GOP Lawmakers Slam Pentagon Nominee for Tweets
“Do you believe every Republican in the GOP...are they all racist?” Sen. Dan Sullivan asked Brenda Fulton.
Republicans on Thursday slammed President Joe Biden’s pick to lead the Pentagon’s manpower office for tweets that called their party racist and white Evangelical leaders “unmoored from the gospel of Jesus Christ.”
In a bruising confirmation hearing before the Senate Armed Services Committee, Brenda “Sue” Fulton, who is nominated to be the assistant defense secretary for manpower and reserve affairs, fielded angry questions from Republicans about some of her tweets since 2014.
Among them was this tweet from Jan. 12, 2018: “It’s not a political statement to say the GOP is racist; it’s a moral statement, and one backed up by an increasing mountain of evidence.”
A former Army officer, Fulton graduated from the U.S. Military Academy’s first class to include women, and went on to become the first openly gay member of the academy’s Board of Visitors in 2011. Most recently, she served as the chief administrator of the New Jersey Motor Vehicles Commission.
Displaying some of the tweets on posters in the hearing room, GOP lawmakers asked Fulton whether she believed all members of their party are racist and whether she would support freedom of religion among the troops she would lead if confirmed.
Sen. Marsha Blackburn, R-Tenn., highlighted a tweet from March 20, 2014, that mentioned “right-wing anti-everyone nutjobs falling in love with a dictatorship.”
“Would you consider that Republican reservists and Guardsmen whose interests you will be representing at the Pentagon, would you consider them to be nutjobs? Would you consider them to be racist?” Blackburn asked.
Other Republicans, such as Sen. Dan Sullivan, R-Alaska, asked more bluntly: “Do you believe every Republican in the GOP—are they all racist?”
Fulton repeatedly apologized for the tweet, arguing that her wording did not accurately portray what she meant. She also highlighted her work with Republicans while on the military academy’s board to show her ability to put personal opinions aside and work across the aisle with people who hold different viewpoints.
“My intent was to say that racism isn’t Democratic or Republican, that it’s not a political issue. It’s a moral issue...but I went about it all wrong. The words are muddled and confused and I deeply regret them,” Fulton said.
Multiple Republicans said her apology was not enough, and said that they would not support her nomination.
Ultimately, more than half a dozen GOP senators raised the issue of her tweets, including Sen.
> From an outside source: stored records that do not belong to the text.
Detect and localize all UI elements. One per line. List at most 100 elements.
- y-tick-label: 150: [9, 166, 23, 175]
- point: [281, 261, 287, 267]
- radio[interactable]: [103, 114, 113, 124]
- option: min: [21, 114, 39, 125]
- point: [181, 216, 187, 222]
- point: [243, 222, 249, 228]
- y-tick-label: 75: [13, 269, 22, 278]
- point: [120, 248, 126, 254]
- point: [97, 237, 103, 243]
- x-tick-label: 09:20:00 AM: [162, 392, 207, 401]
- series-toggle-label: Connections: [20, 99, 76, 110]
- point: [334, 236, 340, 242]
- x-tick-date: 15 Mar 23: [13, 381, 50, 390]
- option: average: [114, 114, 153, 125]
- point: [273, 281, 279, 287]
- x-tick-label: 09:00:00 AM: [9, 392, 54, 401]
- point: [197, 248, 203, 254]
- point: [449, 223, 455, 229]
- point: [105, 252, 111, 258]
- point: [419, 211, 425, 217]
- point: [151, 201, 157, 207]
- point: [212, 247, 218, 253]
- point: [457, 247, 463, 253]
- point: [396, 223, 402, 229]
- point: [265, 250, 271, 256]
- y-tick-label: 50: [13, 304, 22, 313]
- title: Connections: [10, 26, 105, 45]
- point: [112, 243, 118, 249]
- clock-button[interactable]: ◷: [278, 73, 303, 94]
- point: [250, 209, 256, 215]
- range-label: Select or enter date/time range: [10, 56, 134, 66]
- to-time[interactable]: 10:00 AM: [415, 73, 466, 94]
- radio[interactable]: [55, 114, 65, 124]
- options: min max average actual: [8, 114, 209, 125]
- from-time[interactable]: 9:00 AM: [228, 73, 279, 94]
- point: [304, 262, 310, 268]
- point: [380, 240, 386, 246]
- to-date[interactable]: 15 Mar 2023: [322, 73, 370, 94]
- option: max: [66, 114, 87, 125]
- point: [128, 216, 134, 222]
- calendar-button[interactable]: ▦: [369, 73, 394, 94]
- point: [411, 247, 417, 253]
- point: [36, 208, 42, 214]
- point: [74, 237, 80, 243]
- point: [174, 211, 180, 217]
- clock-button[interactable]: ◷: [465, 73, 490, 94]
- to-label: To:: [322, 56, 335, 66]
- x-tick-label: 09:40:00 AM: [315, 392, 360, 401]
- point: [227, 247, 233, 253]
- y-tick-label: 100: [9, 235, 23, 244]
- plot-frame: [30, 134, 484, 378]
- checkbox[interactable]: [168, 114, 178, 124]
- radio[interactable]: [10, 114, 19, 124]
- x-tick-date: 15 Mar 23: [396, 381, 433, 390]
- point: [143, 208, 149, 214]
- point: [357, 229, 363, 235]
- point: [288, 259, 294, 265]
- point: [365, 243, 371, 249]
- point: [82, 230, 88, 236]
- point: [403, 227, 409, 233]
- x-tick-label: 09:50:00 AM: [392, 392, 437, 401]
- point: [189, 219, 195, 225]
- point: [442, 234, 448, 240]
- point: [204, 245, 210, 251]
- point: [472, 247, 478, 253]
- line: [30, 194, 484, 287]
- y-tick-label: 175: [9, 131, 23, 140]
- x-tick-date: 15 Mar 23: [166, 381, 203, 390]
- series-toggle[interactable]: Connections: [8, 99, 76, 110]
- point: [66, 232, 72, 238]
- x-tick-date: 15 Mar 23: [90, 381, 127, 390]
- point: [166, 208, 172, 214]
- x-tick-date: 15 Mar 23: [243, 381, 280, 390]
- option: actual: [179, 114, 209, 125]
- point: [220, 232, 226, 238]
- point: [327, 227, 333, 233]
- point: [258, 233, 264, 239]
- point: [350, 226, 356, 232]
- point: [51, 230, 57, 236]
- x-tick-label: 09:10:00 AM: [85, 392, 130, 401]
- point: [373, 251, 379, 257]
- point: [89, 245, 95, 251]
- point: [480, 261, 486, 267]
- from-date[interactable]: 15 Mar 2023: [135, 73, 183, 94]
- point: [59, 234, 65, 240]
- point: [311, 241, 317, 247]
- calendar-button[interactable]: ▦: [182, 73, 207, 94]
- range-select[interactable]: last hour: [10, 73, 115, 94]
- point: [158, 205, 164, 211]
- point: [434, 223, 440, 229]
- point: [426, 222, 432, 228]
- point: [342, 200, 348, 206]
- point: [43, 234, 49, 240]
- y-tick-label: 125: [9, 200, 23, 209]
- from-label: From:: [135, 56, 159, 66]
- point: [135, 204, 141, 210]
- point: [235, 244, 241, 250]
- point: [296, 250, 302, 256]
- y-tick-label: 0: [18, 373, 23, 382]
Thom Tillis, R-N.C., Sen. Mike Rounds, R-S.D., Sen. Josh Hawley, R-Mo., Sen. Rick Scott, R-Fla., and Sen. Jim Inhofe, R-Okla, the top Republican on the committee.
Inhofe asked her, “Do you consider me to be a radical because I don’t support abortion?”
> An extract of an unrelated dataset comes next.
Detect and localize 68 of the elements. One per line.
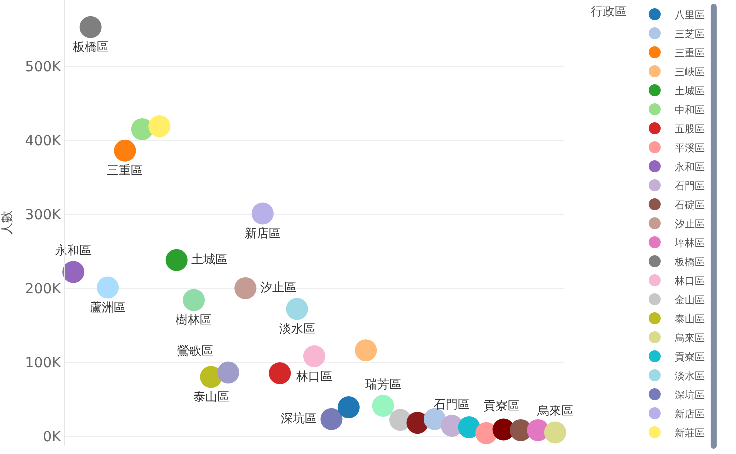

Sen. Tom Cotton, R-Ark., slammed Fulton for a tweet on Aug. 29, 2017, that said, “The vast majority of white evangelical leaders are utterly unmoored from the gospel of Jesus Christ.” Cotton hammered Fulton on what she meant by majority, asking her to put a percentage on how many leaders are “unmoored,” and why she singled out white evangelical leaders versus those of any other race.
If confirmed, Fulton would oversee the Defense Department’s religious accommodations policy and chaplain corps. She said that she supported religious freedom, and would uphold it for all troops if confirmed.
“I know there were several points at which I felt the president had made statements or taken actions that I felt were in direct contradiction with the way I understand Jesus’ teaching,” she said, adding that she is a Christian.
Fulton also faced some backlash for previous tweets about Marines, including one on Dec. 19, 2016, that said, “So tired of #USMC women fighting to keep combat ban b/c they want so badly for the male Marines to love them. #CoOpted #StockholmSyndrome.”
“That’s a blatant insult to the women in the U.S. Marine Corps,” Sullivan said. “Why the hell would you say something like that?”
The future of her nomination is not clear. Democrats did not question Fulton about her tweets, and Senate Armed Services Committee Chairman Sen. Jack Reed, D-R.I., seemed to defend her near the end of the hearing, highlighting her military career as a trailblazer for women and pointing out her past work with people of different backgrounds and beliefs.
“The performance of your duties, you’ve done it in a way that is based on the principles...of duty, honor, country,” Reed said. “Other factors, which you might privately [believe], as we all have private thoughts and ideas, do not influence your professional activities.”